What people do you know that do this? I absolutely read in a linear fashion unless I'm deliberately skimming something to get the gist of it. Who can read the text "all at once"?!
- numpad0 10 hours ago
  
  I don't know how common it is, but I tend to read novels in a buttered heterogeneous multithreading mode - image and logical and emotional readings all go at each their own paces, rather than a singular OCR engine feeding them all with 1D text
  is that crazy?
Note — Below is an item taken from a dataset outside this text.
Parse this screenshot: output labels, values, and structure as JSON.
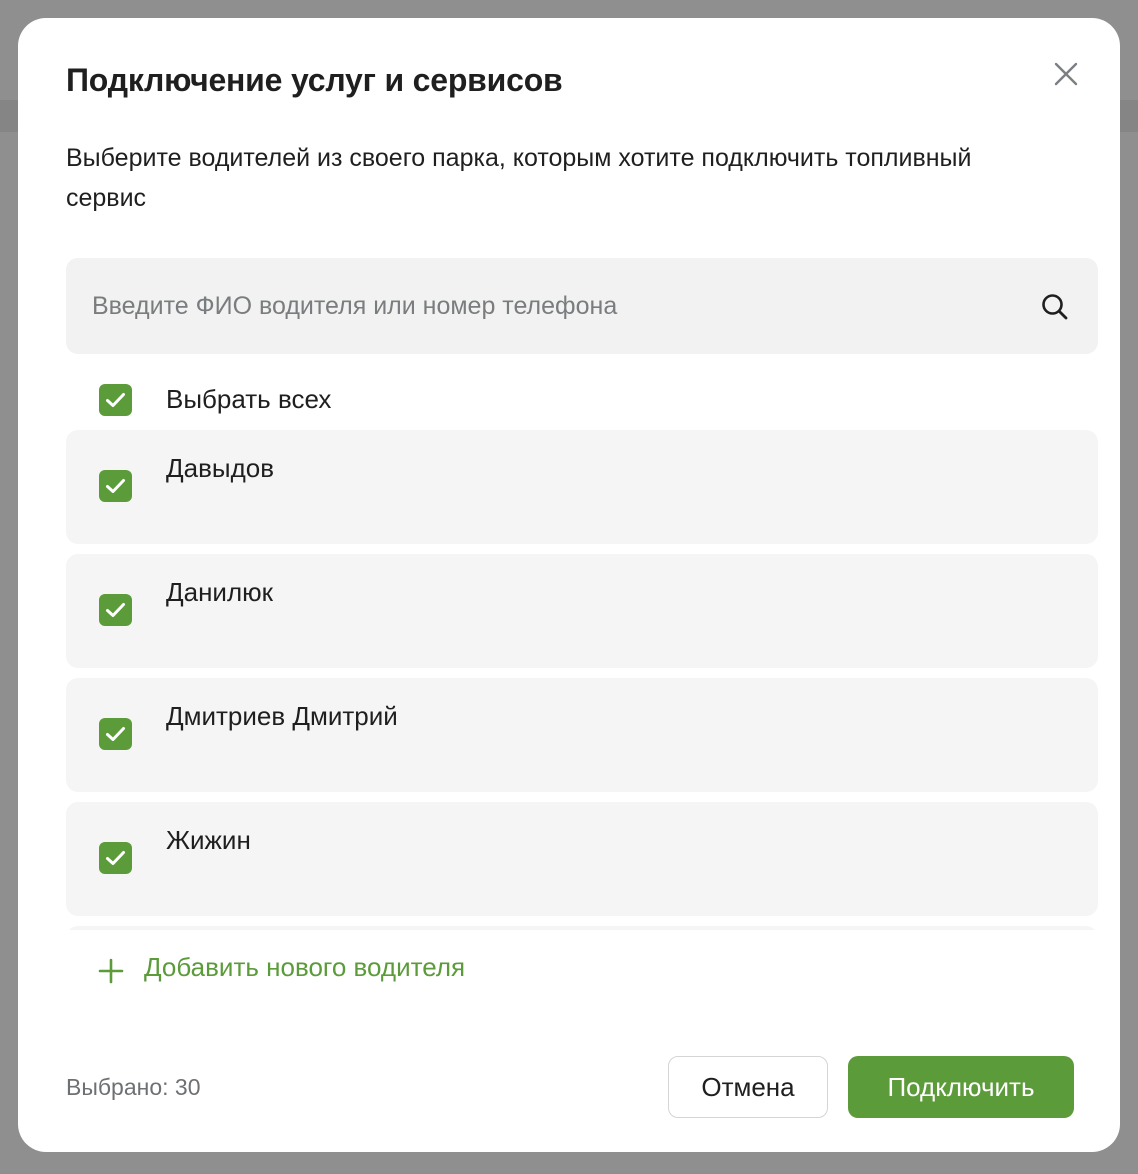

I'm not buying it is
  - alwa 8 hours ago
    
    That description feels relatable to me. Maybe buffered more than buttered, in my case ;)
    It seems to me that would be a tick in the “pro” column for this idea of using pixels (or contours, a la JPEG) as the models’ fundamental stimulus to train against (as opposed to textual tokens). Isn’t there a comparison to be drawn between the “threads” you describe here, and the multi-headed attention mechanisms (or whatever it is) that the LLM models use to weigh associations at various distances between tokens?
  - bigbluedots 10 hours ago
    
    Don't know, probably? I'm a linear reader
- ants_everywhere 9 hours ago
  
  I do this. I'm autistic and have ADHD so I'm not representative of the normal person. However, I don't think this is entirely uncommon.
  The relevant technical term is "saccade"
  > ADHD: Studies have shown a consistent reduction in ability to suppress unwanted saccades, suggesting an impaired functioning of areas like the dorsolateral prefrontal cortex.
  > Autism: An elevated number of antisaccade errors has been consistently reported, which may be due to disturbances in frontal cortical areas.
  https://eyewiki.org/Saccade
  Also see https://en.wikipedia.org/wiki/Eye_movement_in_reading
  - alwa 9 hours ago
    
    I do this too. I suspect it may involve a subtly different mechanism from the saccade itself though? If the saccade is the behavior, and per the eyewiki link skimming is a voluntary type of saccade, there’s still the question of what leads me to use that behavior when I read (and others to read more linearly). Although you could certainly watch my eyes “saccade” around as I move nonlinearly through a passage, I’m not sure it’s out of a lack of control.
    Rather, I feel like I absorb written meaning in units closer to paragraphs than to words or sentences. I’d describe my rapid up-and-down, back-and-forth eye motions as something closer to going back to soak up more, if that makes sense. To reinterpret it in the context of what came after it. The analogy that comes to mind is to a Progressive JPEG getting crisper as more loads.
    That eyewiki entry was really cool. Among the unexpectedly interesting bits:
    > The initiation of a saccade takes about 200 milliseconds[4]. Saccades are said to be ballistic because the movements are predetermined at initiation, and the saccade generating system cannot respond to subsequent changes in the position of the target after saccade initiation[4].
ants_everywhere 9 hours ago

some of us with ADHD just kind of read all the words at once

hiddencost 9 hours ago

Back before transformers, or even LSTMs, we used to joke that image recognition was so far ahead of language modeling that we should just convert our text to PDF and run the pixels through a CNN.

jimdavid 8 hours ago

[dead]

dgfitz 10 hours ago

[flagged]

scotty79 9 hours ago

It's kind of beautiful that they can actually do that.